Dosyadaki kayıt ve belgelerden, davacıdan tarım Bağ-Kur"a 1996,1997, 1998,1999, 2000, 2001,2002, 2003,2004,2005,2006,2007 yıllarında tevkifat kesintileri yapıldığı,davacının 1995 yılında ürün teslimi yaptığı, ziraat odası kaydının, Tarım Kredi kooperatif kaydının ve diğer Tarım Kooperatiflerine kayıtlı olup olmadığının,kurumca yapılan ilk tevkifatın hangi tarihte yapıldığının araştırılmadığı görülmektedir.
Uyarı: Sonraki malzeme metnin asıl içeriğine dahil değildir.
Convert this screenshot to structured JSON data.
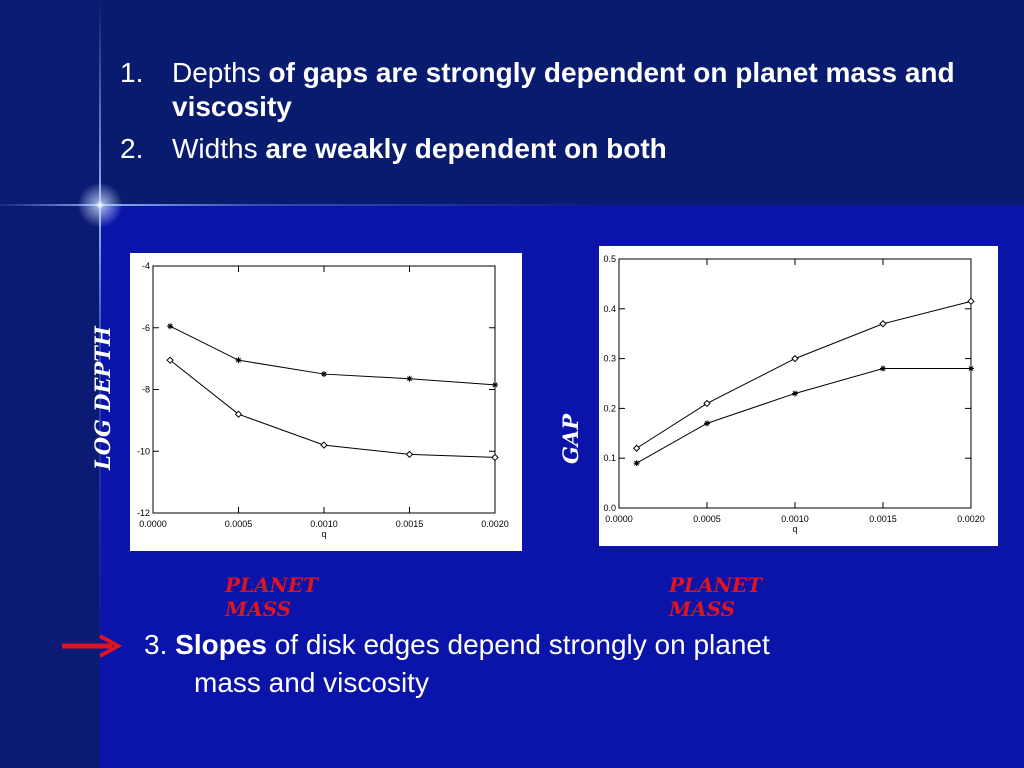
{
  "slide": {
    "bullets": [
      {
        "num": "1.",
        "plain": "Depths",
        "bold": "of gaps are strongly dependent on planet mass and viscosity"
      },
      {
        "num": "2.",
        "plain": "Widths",
        "bold": "are weakly dependent on both"
      }
    ],
    "point3": {
      "num": "3.",
      "bold": "Slopes",
      "rest_line1": "of disk edges depend strongly on planet",
      "rest_line2": "mass and viscosity"
    },
    "colors": {
      "background": "#0a14a8",
      "text": "#ffffff",
      "accent": "#e0141e"
    }
  },
  "chart_data": [
    {
      "type": "line",
      "title": "",
      "xlabel": "q",
      "ylabel": "",
      "caption_y": "LOG DEPTH",
      "caption_x": [
        "PLANET",
        "MASS"
      ],
      "xlim": [
        0.0,
        0.002
      ],
      "ylim": [
        -12,
        -4
      ],
      "xticks": [
        "0.0000",
        "0.0005",
        "0.0010",
        "0.0015",
        "0.0020"
      ],
      "yticks": [
        "-12",
        "-10",
        "-8",
        "-6",
        "-4"
      ],
      "grid": false,
      "series": [
        {
          "marker": "asterisk",
          "x": [
            0.0001,
            0.0005,
            0.001,
            0.0015,
            0.002
          ],
          "y": [
            -5.95,
            -7.05,
            -7.5,
            -7.65,
            -7.85
          ]
        },
        {
          "marker": "diamond",
          "x": [
            0.0001,
            0.0005,
            0.001,
            0.0015,
            0.002
          ],
          "y": [
            -7.05,
            -8.8,
            -9.8,
            -10.1,
            -10.2
          ]
        }
      ]
    },
    {
      "type": "line",
      "title": "",
      "xlabel": "q",
      "ylabel": "",
      "caption_y": "GAP",
      "caption_x": [
        "PLANET",
        "MASS"
      ],
      "xlim": [
        0.0,
        0.002
      ],
      "ylim": [
        0.0,
        0.5
      ],
      "xticks": [
        "0.0000",
        "0.0005",
        "0.0010",
        "0.0015",
        "0.0020"
      ],
      "yticks": [
        "0.0",
        "0.1",
        "0.2",
        "0.3",
        "0.4",
        "0.5"
      ],
      "grid": false,
      "series": [
        {
          "marker": "diamond",
          "x": [
            0.0001,
            0.0005,
            0.001,
            0.0015,
            0.002
          ],
          "y": [
            0.12,
            0.21,
            0.3,
            0.37,
            0.415
          ]
        },
        {
          "marker": "asterisk",
          "x": [
            0.0001,
            0.0005,
            0.001,
            0.0015,
            0.002
          ],
          "y": [
            0.09,
            0.17,
            0.23,
            0.28,
            0.28
          ]
        }
      ]
    }
  ]
}
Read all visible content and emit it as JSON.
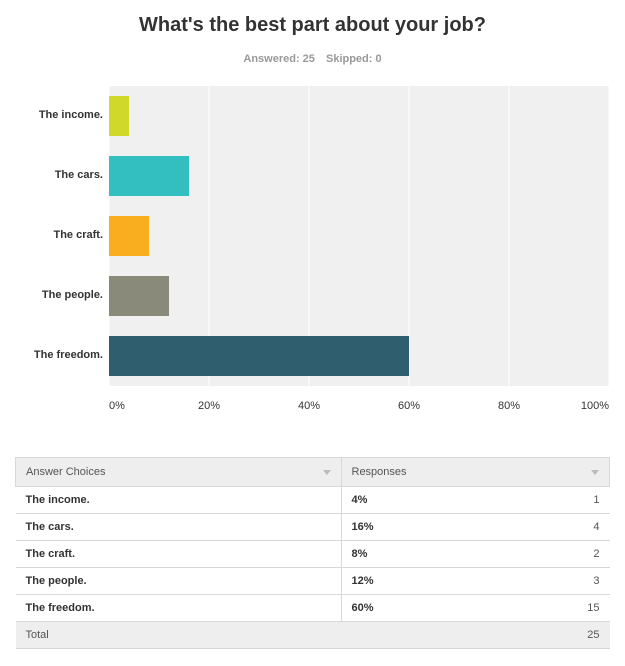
{
  "header": {
    "title": "What's the best part about your job?",
    "answered": "Answered: 25",
    "skipped": "Skipped: 0"
  },
  "chart_data": {
    "type": "bar",
    "orientation": "horizontal",
    "title": "What's the best part about your job?",
    "categories": [
      "The income.",
      "The cars.",
      "The craft.",
      "The people.",
      "The freedom."
    ],
    "values": [
      4,
      16,
      8,
      12,
      60
    ],
    "colors": [
      "#d0d92a",
      "#33bfbf",
      "#f9ae1f",
      "#8a8a7b",
      "#2f5f6f"
    ],
    "xlim": [
      0,
      100
    ],
    "x_ticks": [
      "0%",
      "20%",
      "40%",
      "60%",
      "80%",
      "100%"
    ],
    "grid": true,
    "background": "#f0f0f0"
  },
  "table": {
    "headers": [
      "Answer Choices",
      "Responses"
    ],
    "rows": [
      {
        "choice": "The income.",
        "percent": "4%",
        "count": "1"
      },
      {
        "choice": "The cars.",
        "percent": "16%",
        "count": "4"
      },
      {
        "choice": "The craft.",
        "percent": "8%",
        "count": "2"
      },
      {
        "choice": "The people.",
        "percent": "12%",
        "count": "3"
      },
      {
        "choice": "The freedom.",
        "percent": "60%",
        "count": "15"
      }
    ],
    "total_label": "Total",
    "total_count": "25"
  }
}
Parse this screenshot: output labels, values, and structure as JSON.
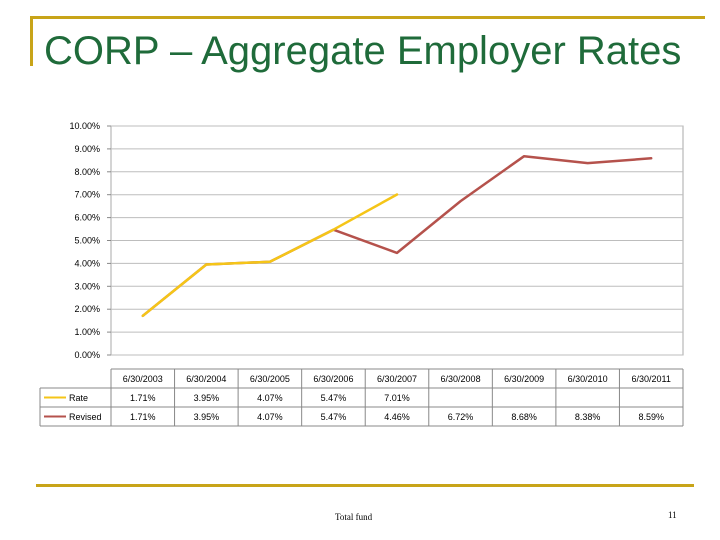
{
  "slide": {
    "title": "CORP – Aggregate Employer Rates",
    "footer": "Total fund",
    "page_number": "11"
  },
  "colors": {
    "accent_line": "#c8a418",
    "title": "#1f6b3a",
    "rate": "#f5c518",
    "revised": "#b5524c"
  },
  "chart_data": {
    "type": "line",
    "categories": [
      "6/30/2003",
      "6/30/2004",
      "6/30/2005",
      "6/30/2006",
      "6/30/2007",
      "6/30/2008",
      "6/30/2009",
      "6/30/2010",
      "6/30/2011"
    ],
    "yticks": [
      "0.00%",
      "1.00%",
      "2.00%",
      "3.00%",
      "4.00%",
      "5.00%",
      "6.00%",
      "7.00%",
      "8.00%",
      "9.00%",
      "10.00%"
    ],
    "ylim": [
      0,
      10
    ],
    "grid": true,
    "series": [
      {
        "name": "Rate",
        "color": "#f5c518",
        "values": [
          1.71,
          3.95,
          4.07,
          5.47,
          7.01,
          null,
          null,
          null,
          null
        ],
        "labels": [
          "1.71%",
          "3.95%",
          "4.07%",
          "5.47%",
          "7.01%",
          "",
          "",
          "",
          ""
        ]
      },
      {
        "name": "Revised",
        "color": "#b5524c",
        "values": [
          1.71,
          3.95,
          4.07,
          5.47,
          4.46,
          6.72,
          8.68,
          8.38,
          8.59
        ],
        "labels": [
          "1.71%",
          "3.95%",
          "4.07%",
          "5.47%",
          "4.46%",
          "6.72%",
          "8.68%",
          "8.38%",
          "8.59%"
        ]
      }
    ]
  }
}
Mahkemece ilk Bağ-Kur prim tevkifatının hangi tarihte yapıldığı araştırılarak,sigortalılığın tesbit edilen tarihi takip eden aybaşından başlatılması ve prim kesintisinin yapıldığı yıllarda kesintisiz devam ettiğinin kabulü gerekirken,davacının sadece kesilen prim karşılığı olan sürelerde sigortalı olduğunun tesbiti yanlıştır.
Yapılacak iş; davacıdan yapılan ilk tevkifatın hangi tarihte yapıldığının Tekel’den sorularak, tesbit edilen tarihi takip eden aybaşından itibaren 2926 sayılı Yasa kapsamında Tarım Bağ-Kur sigortalılığını başlatmak, prim kesintisinin yapıldığı yıllarda sigortalılığın kesintisiz devam ettiği gözetilerek sigortalılık süresini tesbit etmek, ziraat odası kaydı ve kooperatif kaydını araştırıp 2926 sayılı kanunun 10.maddesinde belirtildiği üzere tüm deliller birlikte değerlendirilmek suretiyle sonuca ulaşmaktır.
Yukarıda belirtilen maddi ve hukuki olgular dikkate alınmaksızın mahkemece eksik inceleme ve araştırma sonucu yazılı şekilde karar verilmiş olması usul ve yasaya aykırı olup bozma nedenidir.
O halde, davacının bu yönleri amaçlayan temyiz itirazları kabul edilmeli ve hüküm bozulmalıdır.
SONUÇ: Hükmün yukarıda açıklanan nedenlerle BOZULMASINA, temyiz harcının istek halinde davacıya iadesine, 15.09.2008 gününde oybirliğiyle karar verildi.